Published: 20th August 2019
Why everyone needs to watch this docu on how our frogs are going extinct
Dheeraj Aithal, a young filmmaker, tells Rashmi Patil why he shot a documentary on frog conservation and what role they play in the environment
It is common tradition across India for people to get frogs married in order to appease the rain gods. But today, unfortunately, most of the frog species are on the verge of extinction, all thanks to humans who have been damaging the environment. To create awareness on frog conservation, two youngsters from Udupi — Dheeraj Aithal and Pradeep Hegde — have shot a documentary titled The Last Hop(e). Though the duo has different educational qualifications — Dheeraj has a Bachelor's degree in Business Administration from Manipal University, Pradeep has a Bachelor's degree in Biotechnology from Christ University — the duo was always interested in shooting documentaries and short films.

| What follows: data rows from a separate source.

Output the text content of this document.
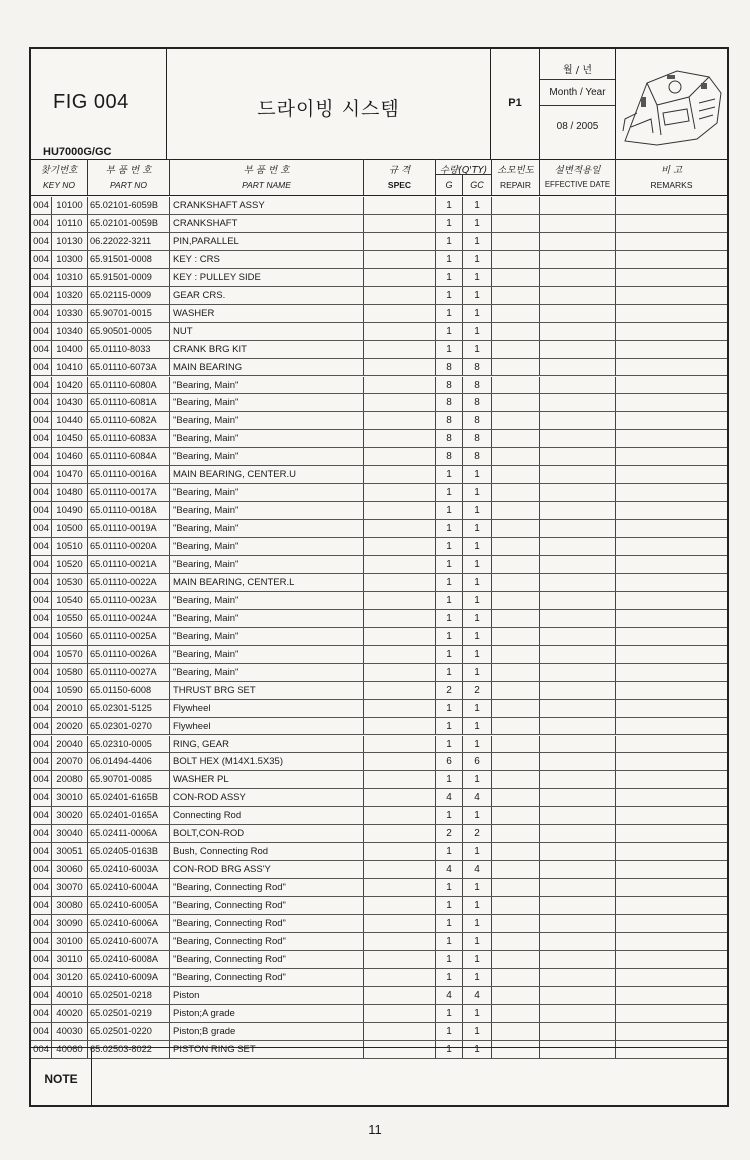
FIG 004
HU7000G/GC
드라이빙 시스템	P1
월 / 년
Month / Year
08 / 2005
찾기번호
KEY NO
부 품 번 호
PART NO
부 품 번 호
PART NAME
규 격
SPEC
수량(Q'TY)
G	GC
소모빈도
REPAIR
설변적용일
EFFECTIVE DATE
비 고
REMARKS
004 10100 65.02101-6059B	CRANKSHAFT ASSY	1	1
004 10110 65.02101-0059B	CRANKSHAFT	1	1
004 10130 06.22022-3211	PIN,PARALLEL	1	1
004 10300 65.91501-0008	KEY : CRS	1	1
004 10310 65.91501-0009	KEY : PULLEY SIDE	1	1
004 10320 65.02115-0009	GEAR CRS.	1	1
004 10330 65.90701-0015	WASHER	1	1
004 10340 65.90501-0005	NUT	1	1
004 10400 65.01110-8033	CRANK BRG KIT	1	1
004 10410 65.01110-6073A	MAIN BEARING	8	8
004 10420 65.01110-6080A	"Bearing, Main"	8	8
004 10430 65.01110-6081A	"Bearing, Main"	8	8
004 10440 65.01110-6082A	"Bearing, Main"	8	8
004 10450 65.01110-6083A	"Bearing, Main"	8	8
004 10460 65.01110-6084A	"Bearing, Main"	8	8
004 10470 65.01110-0016A	MAIN BEARING, CENTER.U	1	1
004 10480 65.01110-0017A	"Bearing, Main"	1	1
004 10490 65.01110-0018A	"Bearing, Main"	1	1
004 10500 65.01110-0019A	"Bearing, Main"	1	1
004 10510 65.01110-0020A	"Bearing, Main"	1	1
004 10520 65.01110-0021A	"Bearing, Main"	1	1
004 10530 65.01110-0022A	MAIN BEARING, CENTER.L	1	1
004 10540 65.01110-0023A	"Bearing, Main"	1	1
004 10550 65.01110-0024A	"Bearing, Main"	1	1
004 10560 65.01110-0025A	"Bearing, Main"	1	1
004 10570 65.01110-0026A	"Bearing, Main"	1	1
004 10580 65.01110-0027A	"Bearing, Main"	1	1
004 10590 65.01150-6008	THRUST BRG SET	2	2
004 20010 65.02301-5125	Flywheel	1	1
004 20020 65.02301-0270	Flywheel	1	1
004 20040 65.02310-0005	RING, GEAR	1	1
004 20070 06.01494-4406	BOLT HEX (M14X1.5X35)	6	6
004 20080 65.90701-0085	WASHER PL	1	1
004 30010 65.02401-6165B	CON-ROD ASSY	4	4
004 30020 65.02401-0165A	Connecting Rod	1	1
004 30040 65.02411-0006A	BOLT,CON-ROD	2	2
004 30051 65.02405-0163B	Bush, Connecting Rod	1	1
004 30060 65.02410-6003A	CON-ROD BRG ASS'Y	4	4
004 30070 65.02410-6004A	"Bearing, Connecting Rod"	1	1
004 30080 65.02410-6005A	"Bearing, Connecting Rod"	1	1
004 30090 65.02410-6006A	"Bearing, Connecting Rod"	1	1
004 30100 65.02410-6007A	"Bearing, Connecting Rod"	1	1
004 30110 65.02410-6008A	"Bearing, Connecting Rod"	1	1
004 30120 65.02410-6009A	"Bearing, Connecting Rod"	1	1
004 40010 65.02501-0218	Piston	4	4
004 40020 65.02501-0219	Piston;A grade	1	1
004 40030 65.02501-0220	Piston;B grade	1	1
004 40060 65.02503-8022	PISTON RING SET	1	1
NOTE
11
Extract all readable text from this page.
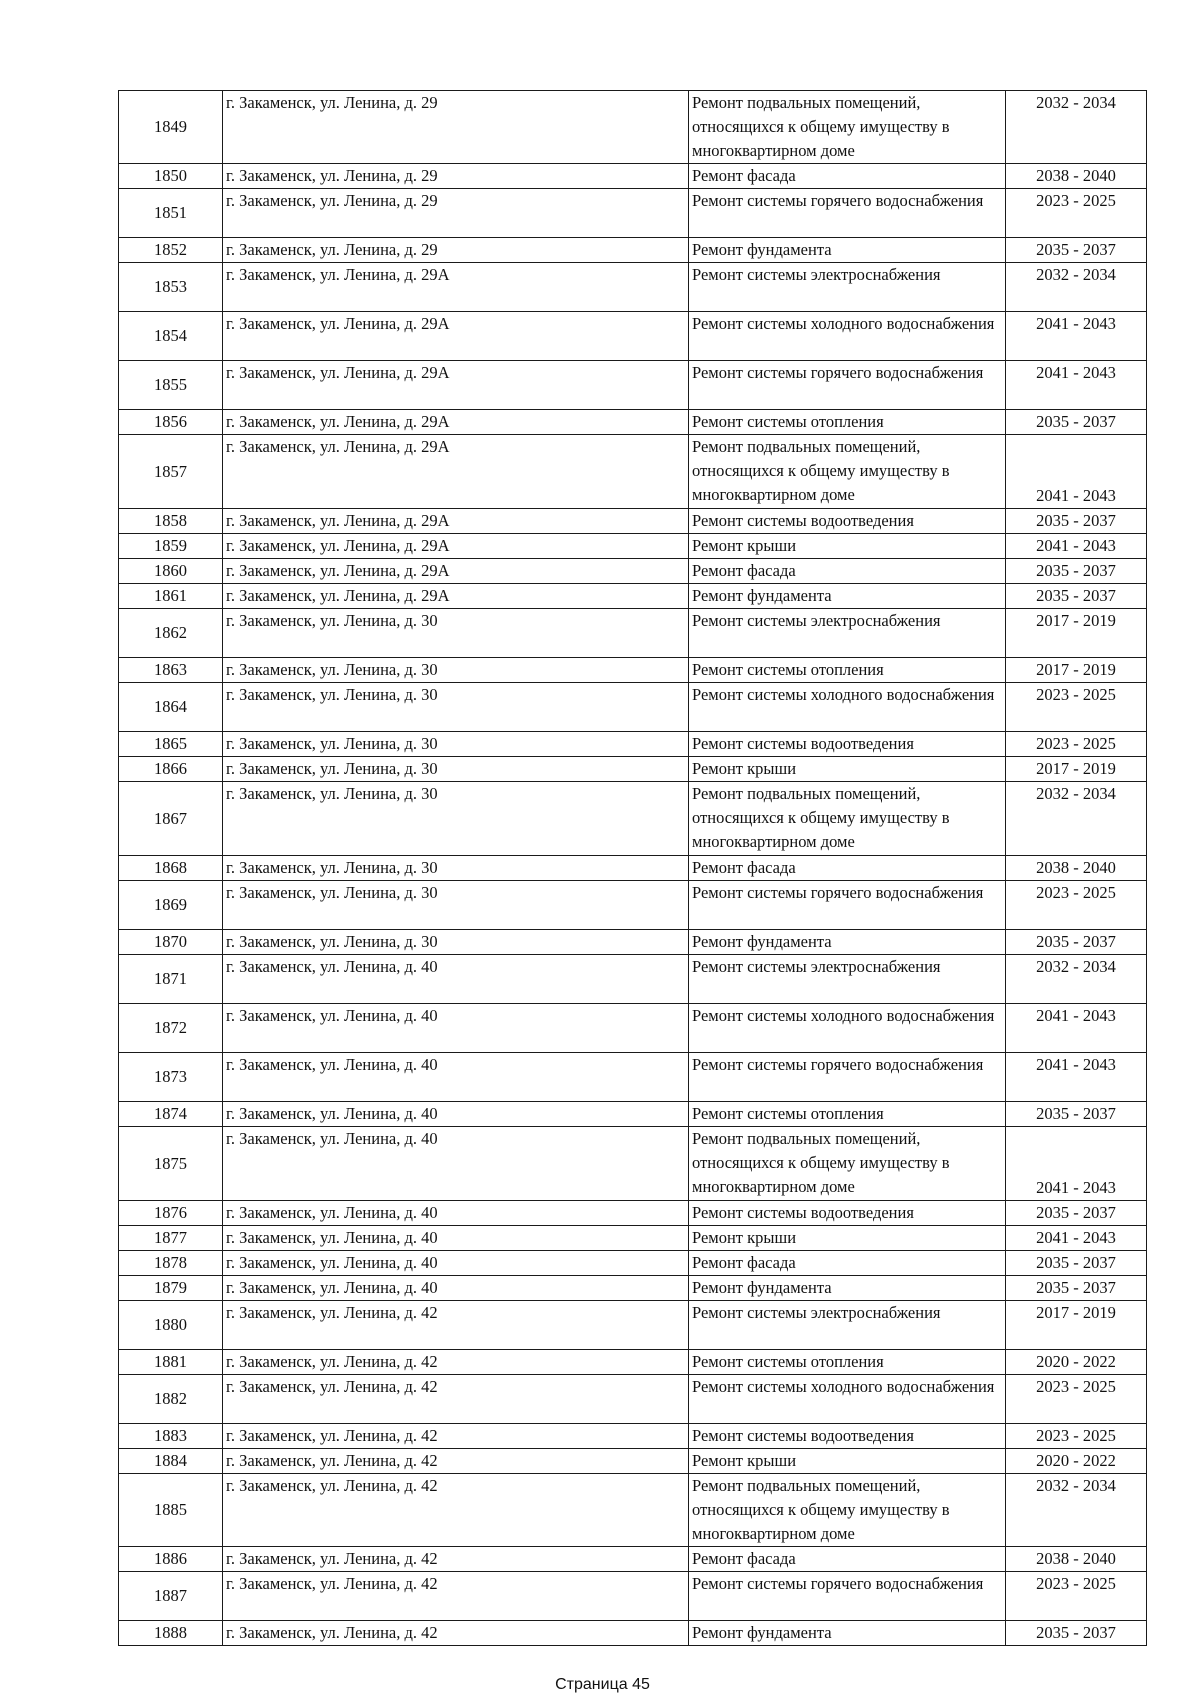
1849	г. Закаменск, ул. Ленина, д. 29	Ремонт подвальных помещений, относящихся к общему имуществу в многоквартирном доме	2032 - 2034
1850	г. Закаменск, ул. Ленина, д. 29	Ремонт фасада	2038 - 2040
1851	г. Закаменск, ул. Ленина, д. 29	Ремонт системы горячего водоснабжения	2023 - 2025
1852	г. Закаменск, ул. Ленина, д. 29	Ремонт фундамента	2035 - 2037
1853	г. Закаменск, ул. Ленина, д. 29А	Ремонт системы электроснабжения	2032 - 2034
1854	г. Закаменск, ул. Ленина, д. 29А	Ремонт системы холодного водоснабжения	2041 - 2043
1855	г. Закаменск, ул. Ленина, д. 29А	Ремонт системы горячего водоснабжения	2041 - 2043
1856	г. Закаменск, ул. Ленина, д. 29А	Ремонт системы отопления	2035 - 2037
1857	г. Закаменск, ул. Ленина, д. 29А	Ремонт подвальных помещений, относящихся к общему имуществу в многоквартирном доме	2041 - 2043
1858	г. Закаменск, ул. Ленина, д. 29А	Ремонт системы водоотведения	2035 - 2037
1859	г. Закаменск, ул. Ленина, д. 29А	Ремонт крыши	2041 - 2043
1860	г. Закаменск, ул. Ленина, д. 29А	Ремонт фасада	2035 - 2037
1861	г. Закаменск, ул. Ленина, д. 29А	Ремонт фундамента	2035 - 2037
1862	г. Закаменск, ул. Ленина, д. 30	Ремонт системы электроснабжения	2017 - 2019
1863	г. Закаменск, ул. Ленина, д. 30	Ремонт системы отопления	2017 - 2019
1864	г. Закаменск, ул. Ленина, д. 30	Ремонт системы холодного водоснабжения	2023 - 2025
1865	г. Закаменск, ул. Ленина, д. 30	Ремонт системы водоотведения	2023 - 2025
1866	г. Закаменск, ул. Ленина, д. 30	Ремонт крыши	2017 - 2019
1867	г. Закаменск, ул. Ленина, д. 30	Ремонт подвальных помещений, относящихся к общему имуществу в многоквартирном доме	2032 - 2034
1868	г. Закаменск, ул. Ленина, д. 30	Ремонт фасада	2038 - 2040
1869	г. Закаменск, ул. Ленина, д. 30	Ремонт системы горячего водоснабжения	2023 - 2025
1870	г. Закаменск, ул. Ленина, д. 30	Ремонт фундамента	2035 - 2037
1871	г. Закаменск, ул. Ленина, д. 40	Ремонт системы электроснабжения	2032 - 2034
1872	г. Закаменск, ул. Ленина, д. 40	Ремонт системы холодного водоснабжения	2041 - 2043
1873	г. Закаменск, ул. Ленина, д. 40	Ремонт системы горячего водоснабжения	2041 - 2043
1874	г. Закаменск, ул. Ленина, д. 40	Ремонт системы отопления	2035 - 2037
1875	г. Закаменск, ул. Ленина, д. 40	Ремонт подвальных помещений, относящихся к общему имуществу в многоквартирном доме	2041 - 2043
1876	г. Закаменск, ул. Ленина, д. 40	Ремонт системы водоотведения	2035 - 2037
1877	г. Закаменск, ул. Ленина, д. 40	Ремонт крыши	2041 - 2043
1878	г. Закаменск, ул. Ленина, д. 40	Ремонт фасада	2035 - 2037
1879	г. Закаменск, ул. Ленина, д. 40	Ремонт фундамента	2035 - 2037
1880	г. Закаменск, ул. Ленина, д. 42	Ремонт системы электроснабжения	2017 - 2019
1881	г. Закаменск, ул. Ленина, д. 42	Ремонт системы отопления	2020 - 2022
1882	г. Закаменск, ул. Ленина, д. 42	Ремонт системы холодного водоснабжения	2023 - 2025
1883	г. Закаменск, ул. Ленина, д. 42	Ремонт системы водоотведения	2023 - 2025
1884	г. Закаменск, ул. Ленина, д. 42	Ремонт крыши	2020 - 2022
1885	г. Закаменск, ул. Ленина, д. 42	Ремонт подвальных помещений, относящихся к общему имуществу в многоквартирном доме	2032 - 2034
1886	г. Закаменск, ул. Ленина, д. 42	Ремонт фасада	2038 - 2040
1887	г. Закаменск, ул. Ленина, д. 42	Ремонт системы горячего водоснабжения	2023 - 2025
1888	г. Закаменск, ул. Ленина, д. 42	Ремонт фундамента	2035 - 2037
Страница 45
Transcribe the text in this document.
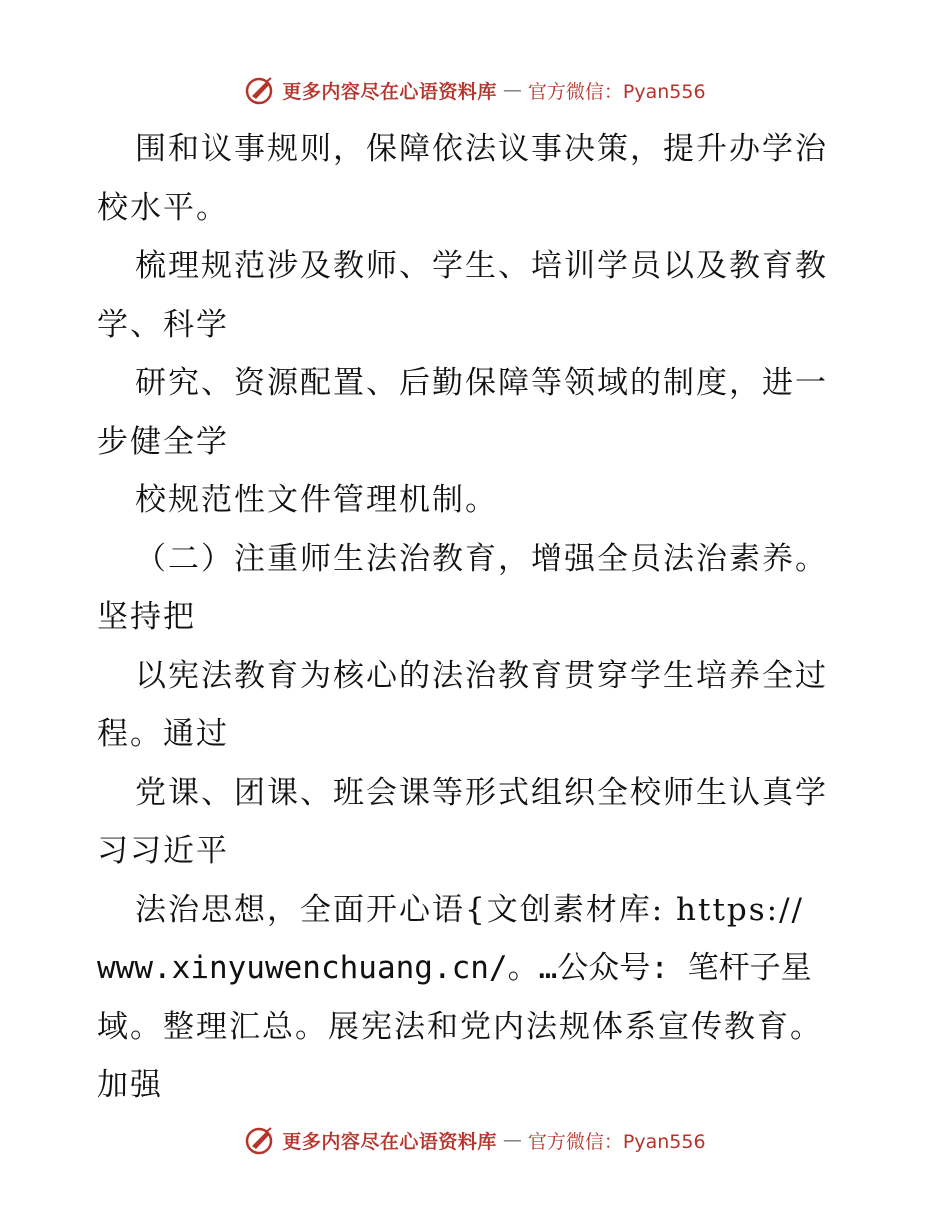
更多内容尽在心语资料库 — 官方微信：Pyan556
围和议事规则，保障依法议事决策，提升办学治
校水平。
梳理规范涉及教师、学生、培训学员以及教育教
学、科学
研究、资源配置、后勤保障等领域的制度，进一
步健全学
校规范性文件管理机制。
（二）注重师生法治教育，增强全员法治素养。
坚持把
以宪法教育为核心的法治教育贯穿学生培养全过
程。通过
党课、团课、班会课等形式组织全校师生认真学
习习近平
法治思想，全面开心语{文创素材库: https://
www.xinyuwenchuang.cn/。…公众号: 笔杆子星
域。整理汇总。展宪法和党内法规体系宣传教育。
加强
更多内容尽在心语资料库 — 官方微信：Pyan556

Narrating how the duo met and what led them to collaborate on this project, Dheeraj says, "A few years ago, we met at Felis Creations, a visual arts company in Bengaluru, during our internship. We decided to shoot a documentary on rain and wildlife. In due course of time, we realised that we couldn't afford to shoot documentaries in the national parks. In fact, we did not even have cameras of our own. In order to crowdfund, we shot a trailer for our project and it was a hit among our friends and family. We were able to raise `2 lakh. For the second round of funds, we approached people through social media and with that, we were able to raise `4 lakh. We borrowed cameras from our close friends and started shooting the documentary."
Film makers: Dheeraj and Pradeep during the shoot of the documentary
About the documentary
The documentary has been shot in three different locations across Karnataka — Manipal, Gokarna, Kathlekan forest region — and Goa. They began shooting in 2016 and it went on four years as the duo had to rely heavily on the availability of the cameras which they borrowed from friends. According to Dheeraj, editing also consumed a lot of their time as it was their first documentary. But they weren't alone in the process. Award-winning Kannada filmmaker Ere Gowda also helped them get perfect shots of the frogs for the documentary. Likewise, famous music composer Ricky Kej, who came across their trailer, produced the music.
But why a documentary only on frogs? Dheeraj explains, "Frogs are usually found in everyone's backyard but we ignore them. During the monsoons, there's a lot of croaking that we hear. These days, it has reduced in every city due to the growth of the concrete jungle. While we were shooting this documentary, we also came across people who thought that frogs belong only to forests and conserving them is the duty of the forest officials. We took it upon ourselves to educate them on how frogs help in keeping the insect population under control and how they play a key role in representing the health of the environment. I believe that the documentary will help us in creating a difference."
From Gokarna: The Karaavali skittering frog is one of the species that is part of their documentary
The story of The Last Hop(e)
In the documentary, Dheeraj and Pradeep covered four species of frogs that were discovered recently by either biologists or conservationists. The Karaavali skittering frog is one of the species they cover with the help of Chandrakant R Naik, Deputy Range Forest Officer, Government of Karnataka. "The forest officer actually works in the Kali Tiger Reserve but he is a resident of Gokarna. He took us into one of the unused paddy fields in his backyard which has become home to this species. Similarly, Clinton Vaz from Goa has been working to conserve the bullfrog. He actually launched the 'Save the Frog' campaign in Goa. A few years ago, bullfrogs were served as a delicacy in Goa. They would require 10 to 12 frogs to serve for one platter of frog legs. With his efforts, they no longer serve the delicacy. Microhyla laterite, which is as small as our fingernails, is a rare species we found in Manipal and the Kumbara night frog is another rare species we found in Kathlekan forest region," says Dheeraj.
He adds, "Scientists and biologists played a key role in this documentary. We could not have completed the project without their help. Ramit Singal who has published several research papers on frog conservation, Dr K V Gururaja who is a batrachologist and Adjunct Scientist at the Gubbi Labs in IISc and a few others told us about these rare species. They also educated us on how humans have been destroying these species even before their populations have had a chance to increase."
Croaking in Manipal: Microhyla laterite is as small as our fingernails, is a rare species
Two different styles in one
As the two filmmakers aren't qualified in filmmaking, the techniques that they learnt during their internship came to their rescue. Dheeraj explains, "We have brought in run and gun sequences in Goa as well as some old school style shooting like interviews and capturing the habitat of frogs amidst the landscape and torrential rains. These two styles have been integrated. While on one side, we show how Naik and Vaz have been working, on the other side, we show how forests are the real lifesavers for them."
Dheeraj and Pradeep's documentary on frogs was released recently and it has been screened at the Nature inFocus Festival, 2019 in Bengaluru. They hope that their documentary goes places and creates awareness as well.